For a peaceful demonstration organized within a police state to gain sufficient momentum, a critical mass of demonstrators must be mobilized. This critical mass of demonstrators can most easily be mobilized through existing social structures even if it is instigated within novel networks and communication technologies. In different socio-political contexts appropriate social structures will vary, but in Egypt the clear choice for organizers of the January 25th uprising was the congregation of Friday prayers.
It is no coincidence that each pivotal day of the demonstrations – the “Day of Rage,” the million man march, and the threatened ten million man march (that was eventually quelled by President Hosni Mubarak’s resignation) – all happened on Fridays, the Sabbath day in Islam. Friday is a day off for most of the employed, meaning traffic is very limited and more of the population is free to attend demonstrations, but it is also a day of Friday prayers where millions gather across Cairo to pray and listen to sermons from imams. Numbers at mosques swelled, likely because of the attendance of secular demonstrators, imams discussed the demonstrations in sermons (some to dissuade congregations from attending, others to encourage engagement), and at the close of prayers marches began at mosques and moved toward key areas – bridges, squares, and ultimately Tahrir.
By calling for demonstrators to gather at mosques on Twitter, Facebook, and SMS before protests, the organizers made it possible for demonstrations to continue even in the event of a media shutdown.
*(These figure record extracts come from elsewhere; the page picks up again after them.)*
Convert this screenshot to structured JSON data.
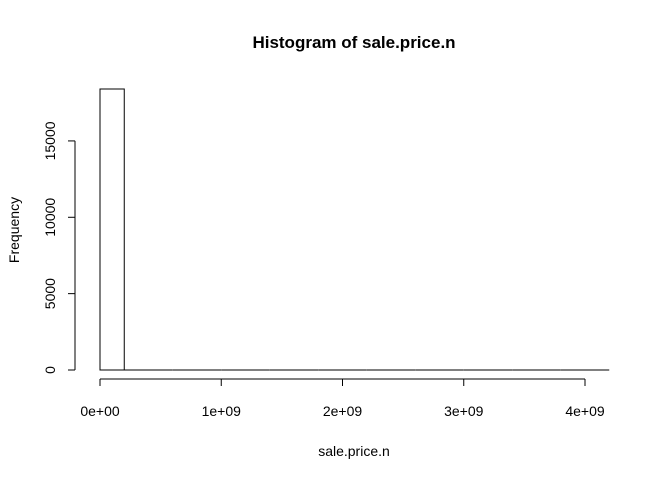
{
  "chart_data": {
    "type": "bar",
    "title": "Histogram of sale.price.n",
    "xlabel": "sale.price.n",
    "ylabel": "Frequency",
    "bin_width": 200000000,
    "bins": [
      {
        "start": 0,
        "end": 200000000,
        "count": 18400
      },
      {
        "start": 200000000,
        "end": 400000000,
        "count": 0
      },
      {
        "start": 400000000,
        "end": 600000000,
        "count": 0
      },
      {
        "start": 600000000,
        "end": 800000000,
        "count": 0
      },
      {
        "start": 800000000,
        "end": 1000000000,
        "count": 0
      },
      {
        "start": 1000000000,
        "end": 1200000000,
        "count": 0
      },
      {
        "start": 1200000000,
        "end": 1400000000,
        "count": 0
      },
      {
        "start": 1400000000,
        "end": 1600000000,
        "count": 0
      },
      {
        "start": 1600000000,
        "end": 1800000000,
        "count": 0
      },
      {
        "start": 1800000000,
        "end": 2000000000,
        "count": 0
      },
      {
        "start": 2000000000,
        "end": 2200000000,
        "count": 0
      },
      {
        "start": 2200000000,
        "end": 2400000000,
        "count": 0
      },
      {
        "start": 2400000000,
        "end": 2600000000,
        "count": 0
      },
      {
        "start": 2600000000,
        "end": 2800000000,
        "count": 0
      },
      {
        "start": 2800000000,
        "end": 3000000000,
        "count": 0
      },
      {
        "start": 3000000000,
        "end": 3200000000,
        "count": 0
      },
      {
        "start": 3200000000,
        "end": 3400000000,
        "count": 0
      },
      {
        "start": 3400000000,
        "end": 3600000000,
        "count": 0
      },
      {
        "start": 3600000000,
        "end": 3800000000,
        "count": 0
      },
      {
        "start": 3800000000,
        "end": 4000000000,
        "count": 0
      },
      {
        "start": 4000000000,
        "end": 4200000000,
        "count": 0
      }
    ],
    "xlim": [
      0,
      4200000000
    ],
    "ylim": [
      0,
      18400
    ],
    "x_ticks": [
      {
        "value": 0,
        "label": "0e+00"
      },
      {
        "value": 1000000000,
        "label": "1e+09"
      },
      {
        "value": 2000000000,
        "label": "2e+09"
      },
      {
        "value": 3000000000,
        "label": "3e+09"
      },
      {
        "value": 4000000000,
        "label": "4e+09"
      }
    ],
    "y_ticks": [
      {
        "value": 0,
        "label": "0"
      },
      {
        "value": 5000,
        "label": "5000"
      },
      {
        "value": 10000,
        "label": "10000"
      },
      {
        "value": 15000,
        "label": "15000"
      }
    ],
    "grid": false,
    "legend": "none"
  }
}
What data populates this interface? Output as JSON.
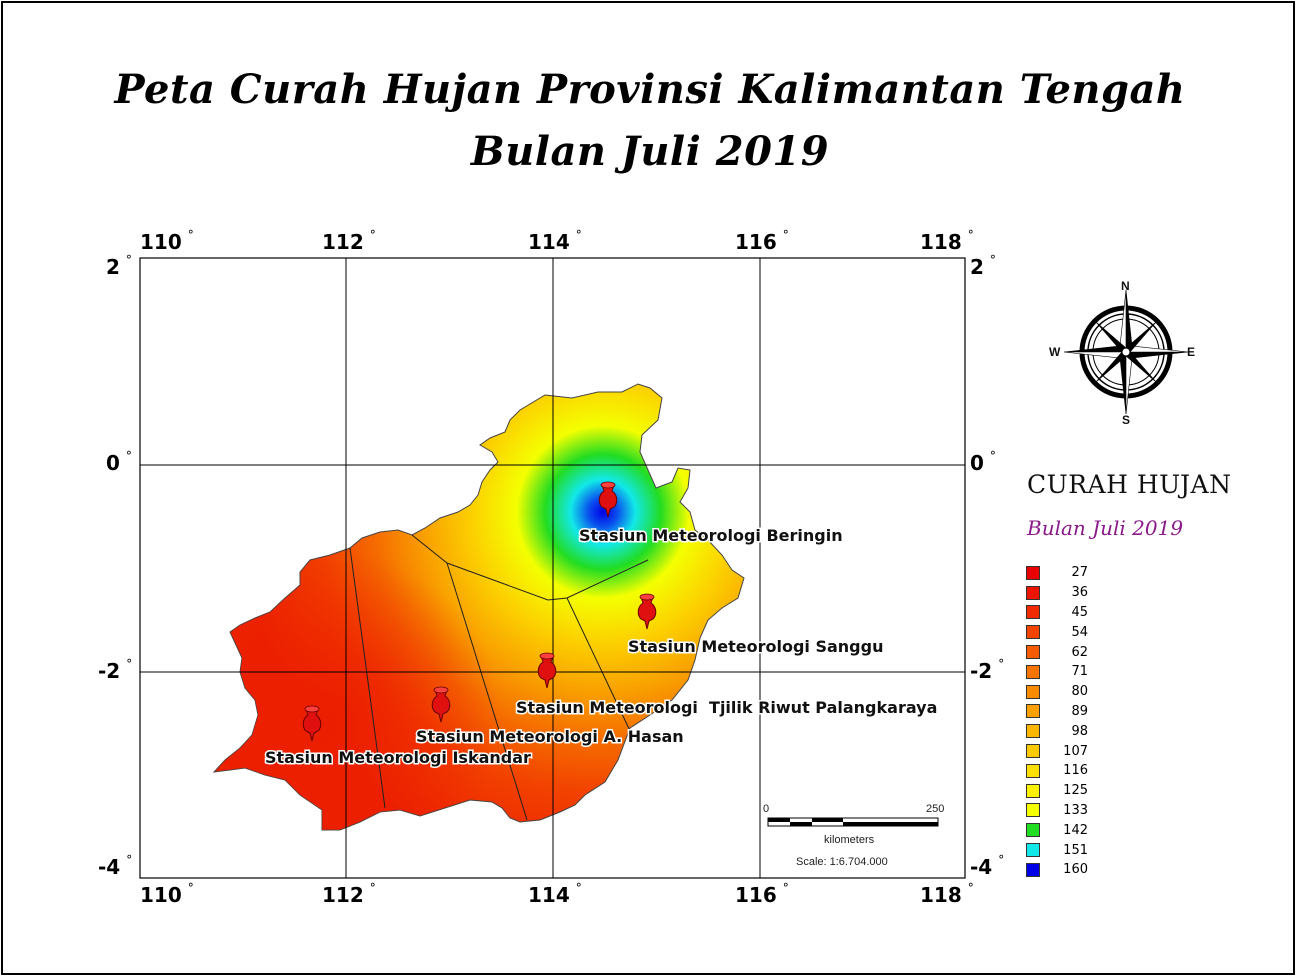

By localizing meeting points – mosques are in every neighborhood in Cairo – and choosing a meeting point guaranteed to have a large number of people that could potentially be apolitical, organizers allowed for a cover of anonymity that could take the place of communication confirmation of the actualization of a planned protest.
Though mobile telephony was completely disrupted in Cairo on the Day of Rage — undoubtedly a turning point in the uprising — a critical mass of demonstrators gathered at mosques and marched on Tahrir.
Though the Muslim Brotherhood did not engage in the January 25th demonstrations until they gained momentum after the first few weeks, the meeting points chosen by demonstrators were initially politicized and given a veneer of radicalization by some western media outlets. The trope that the two choices for Egypt are autocracy or theocracy was reiterated and the use of mosques in the demonstrations put forward as proof.
In analyzing the mobilization of populations for change, particularly in the wake of well orchestrated digital media campaigns, it will become increasingly important, particularly in police states, to assess the social structures that are de facto off-limits from crackdown. These structures, that can rationalize the gathering of many under apolitical guise, are likely to be interesting points of focus during uprisings that are subject to media crackdowns. When communication capability is unplugged, organic social and community structures become critical to the mobilization of many and cater to a movement built of a population with radically different levels of risk-aversion and commitment.